Sicily, the Gulf of Sidra and continental drift

I noticed that the Gulf of Sidra north of Libya where the fighting is going on looks like Sicily had been taken out of it. Is it possible that Sicily was once connected to this area?--X sprainpraxisL (talk) 00:14, 30 April 2011 (UTC)

You might want to read about the Apulian Plate. Geologists think that some crust that forms Italy and the surrounding region did break away from North Africa; but its a bit of a jump to conclude that Sicily "fell off" just based on coastline features alone. Nimur (talk) 01:04, 30 April 2011 (UTC)

I'm looking at paper sea floor maps because I can't find enough info on the net. But on these paper maps there is a fault line that runs from the Azores through the Gibraltar straight and all the way through the Mediterranian and to the red sea. It passes along the North African coast between Africa and Sicily. At that point it gets messy with a lot of break up spreading up through the Tyrrhenian sea on the Apulian plate. The Periadriatic seem is far north of that. This map does indicate the Apulian plate is moving northish away from Africa, and Sicily is on the Apulian plate.
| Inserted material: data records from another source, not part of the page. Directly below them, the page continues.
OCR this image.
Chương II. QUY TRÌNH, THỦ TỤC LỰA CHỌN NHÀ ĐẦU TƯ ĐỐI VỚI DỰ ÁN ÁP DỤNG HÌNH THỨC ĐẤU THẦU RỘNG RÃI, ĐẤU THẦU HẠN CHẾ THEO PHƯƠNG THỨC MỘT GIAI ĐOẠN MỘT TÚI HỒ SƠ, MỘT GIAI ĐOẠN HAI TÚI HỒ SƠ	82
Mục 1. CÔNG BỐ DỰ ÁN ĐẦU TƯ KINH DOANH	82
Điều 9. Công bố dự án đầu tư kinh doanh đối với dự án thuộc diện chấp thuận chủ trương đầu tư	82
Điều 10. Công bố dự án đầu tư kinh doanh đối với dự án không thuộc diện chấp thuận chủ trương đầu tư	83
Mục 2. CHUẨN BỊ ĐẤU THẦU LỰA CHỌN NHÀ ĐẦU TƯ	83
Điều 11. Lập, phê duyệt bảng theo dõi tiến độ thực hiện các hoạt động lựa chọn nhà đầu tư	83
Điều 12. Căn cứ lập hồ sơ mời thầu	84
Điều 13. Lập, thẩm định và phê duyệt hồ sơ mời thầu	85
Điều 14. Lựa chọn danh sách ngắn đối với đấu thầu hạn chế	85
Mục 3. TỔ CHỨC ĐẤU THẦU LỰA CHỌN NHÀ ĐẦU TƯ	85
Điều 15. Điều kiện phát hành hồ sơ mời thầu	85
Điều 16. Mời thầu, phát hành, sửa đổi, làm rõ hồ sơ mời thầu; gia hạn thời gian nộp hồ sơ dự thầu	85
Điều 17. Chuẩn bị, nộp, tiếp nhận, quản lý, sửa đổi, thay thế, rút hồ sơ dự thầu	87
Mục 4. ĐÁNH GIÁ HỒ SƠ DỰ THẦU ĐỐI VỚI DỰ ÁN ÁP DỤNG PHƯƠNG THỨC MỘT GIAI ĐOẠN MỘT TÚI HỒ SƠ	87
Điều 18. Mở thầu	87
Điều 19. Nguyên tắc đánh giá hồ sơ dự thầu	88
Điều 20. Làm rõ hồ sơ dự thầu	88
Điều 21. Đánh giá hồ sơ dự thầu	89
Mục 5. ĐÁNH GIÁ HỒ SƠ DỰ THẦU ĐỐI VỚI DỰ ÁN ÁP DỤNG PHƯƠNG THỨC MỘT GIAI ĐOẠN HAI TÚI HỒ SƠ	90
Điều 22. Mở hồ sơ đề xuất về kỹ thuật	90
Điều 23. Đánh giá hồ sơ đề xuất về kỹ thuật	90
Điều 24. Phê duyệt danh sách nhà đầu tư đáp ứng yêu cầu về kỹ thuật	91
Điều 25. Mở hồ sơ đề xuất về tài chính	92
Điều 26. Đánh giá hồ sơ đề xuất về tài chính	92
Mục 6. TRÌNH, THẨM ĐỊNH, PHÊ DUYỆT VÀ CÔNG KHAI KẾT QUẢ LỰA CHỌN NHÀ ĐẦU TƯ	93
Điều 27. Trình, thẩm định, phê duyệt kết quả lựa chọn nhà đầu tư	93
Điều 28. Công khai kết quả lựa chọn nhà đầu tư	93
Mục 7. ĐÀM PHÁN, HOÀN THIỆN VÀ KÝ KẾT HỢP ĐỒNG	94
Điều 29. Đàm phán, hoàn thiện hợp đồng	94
So your idea seems at least plausible.190.148.136.203 (talk) 02:07, 30 April 2011 (UTC)

The tectonic history of the Mediterranean is pretty complex, but all the plate reconstructions that I've seen for the central Mediterranean suggest that Sicily (at least the deeper parts and ignoring Etna) have remained pretty much in the same place with respect to Africa since the Late Triassic, about 230 million years ago, so any shape match is probably coincidence. Mikenorton (talk) 08:07, 30 April 2011 (UTC)

Look at New Zealand and Australia, they have complementary coastlines, which suggests that they split off from each other. Geological records show that while this is true, far less than 10% of the current landmass was present at the time of the split. The remainder was generated after the split; the current complementary shape has very little to do with the split and is purely coincidental. Plasmic Physics (talk) 08:13, 30 April 2011 (UTC)

Also if you're appealing to continental drift to match fragments of continental crust to a neighbouring continent, the intervening area (the Gulf of Sidra in this case) must be made of oceanic crust, which it isn't. Mikenorton (talk) 09:49, 30 April 2011 (UTC)

...and the modern Mediterranean Sea and its shorelines are a quite recent feature on geologic timescales - see Zanclean flood. Gandalf61 (talk) 10:11, 30 April 2011 (UTC)

Yes the refilling of the Mediterranean seems to have been quite recent but it's not clear how that would have anything to do with tectonic movements other than perhaps a little lubrication for subduction.190.56.125.8 (talk) 15:25, 30 April 2011 (UTC)

Gandalf61 is I think referring to the shape of the coastline, which will vary a lot with water depth. As to lubrication, the Messinian salt layer has strongly affected the shape of the Mediterranean Ridge accretionary complex as subduction has continued - because salt is so weak under geological deformation rates. Mikenorton (talk) 15:32, 30 April 2011 (UTC)

Superconductors

Does superconductors obey ohm's law? Because when R is zero I will be infinity as I=V/R and the magnetic field will also tends to infinity and the material comes to normal state. —Preceding unsigned comment added by Balajir333 (talk • contribs) 06:06, 30 April 2011 (UTC)

V is not the total voltage applied but the voltage loss at R. So if no voltage is lost at the superconductor, V=0, and if you write V=IR to avoid mathematical troubles for dividing 0 by 0, everything is fine again. The actual I is then determined by the non-superconducting parts of the circuit. 95.112.236.165 (talk) 08:07, 30 April 2011 (UTC)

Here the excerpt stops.